I’ve taken up this question a couple of times around here in recent years, but to put matters very (very) simply, that tradition was born of efforts to find a way to provide protection for Jews and protestant dissenters in a nation with an established church but specifically not to provide much protection for Catholics. It did this in large part by distinguishing between individuals and institutions. Catholicism is an exceptionally institutional religion, with massive charitable and educational arms that are Catholic but are not houses of worship and that not only employ but also serve non-Catholics. Such arms are much more rare in other religious traditions, and used to be even more so. This distinction therefore in effect once allowed for broad toleration of just about all religious minorities in Britain except Catholics. It was supported by a line of reasoning evident over centuries, and given expression even in John Locke’s great Letter Concerning Toleration, which is one of the foundational documents of the intellectual tradition of liberal toleration.

The American offshoot of this tradition of toleration has tended to think a little differently about this question, above all because we have not had an established church in the United States. We have tended to take the absence of an Anglican monopoly on legitimate religiously-rooted social institutions to mean not that there could be no such institutions at all but rather that different communities of faith could build out different institutional forms and stake out for themselves a variety of roles in civil society and the private sphere. This has meant seeing some groups of people working together, and not just individuals alone, as protected by the various forms of the right of conscience and accepting as legitimate the idea that groups of people, as well as individuals, should whenever possible be protected from forms of coercion or restraint that violate their religious beliefs. And the extension of this attitude to corporations owned and run by people with religious convictions and in the service of those convictions has been perfectly natural.

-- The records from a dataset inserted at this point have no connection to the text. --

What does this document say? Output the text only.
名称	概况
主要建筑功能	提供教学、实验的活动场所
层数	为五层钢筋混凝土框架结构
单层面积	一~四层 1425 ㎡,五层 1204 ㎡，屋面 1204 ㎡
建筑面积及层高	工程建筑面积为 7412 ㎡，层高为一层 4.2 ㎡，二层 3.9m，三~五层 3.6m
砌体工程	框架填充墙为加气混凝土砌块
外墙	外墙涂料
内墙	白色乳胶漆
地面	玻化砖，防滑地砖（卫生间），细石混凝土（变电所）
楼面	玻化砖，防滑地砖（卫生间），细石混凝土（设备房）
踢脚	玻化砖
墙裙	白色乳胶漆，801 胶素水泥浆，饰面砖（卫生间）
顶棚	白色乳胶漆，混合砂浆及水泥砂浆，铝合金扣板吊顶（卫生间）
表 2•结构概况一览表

The Obama administration has been pushing up against this American form of the tradition of religious toleration (which, being Americans, we tend to call “religious liberty”) in an effort to establish a public monopoly on the aims of social action. American progressivism has always wanted to clear out the space between the individual and the state and to confer rights only on individuals, rather than encouraging people to form complex layers of interacting institutions with diverse views of the good that each pursues with vigor and conviction. The HHS mandate, like so much of the administration’s domestic agenda, is intended to turn the institutions in that space, including private corporations, into arms of the government, carrying out the will of those in power."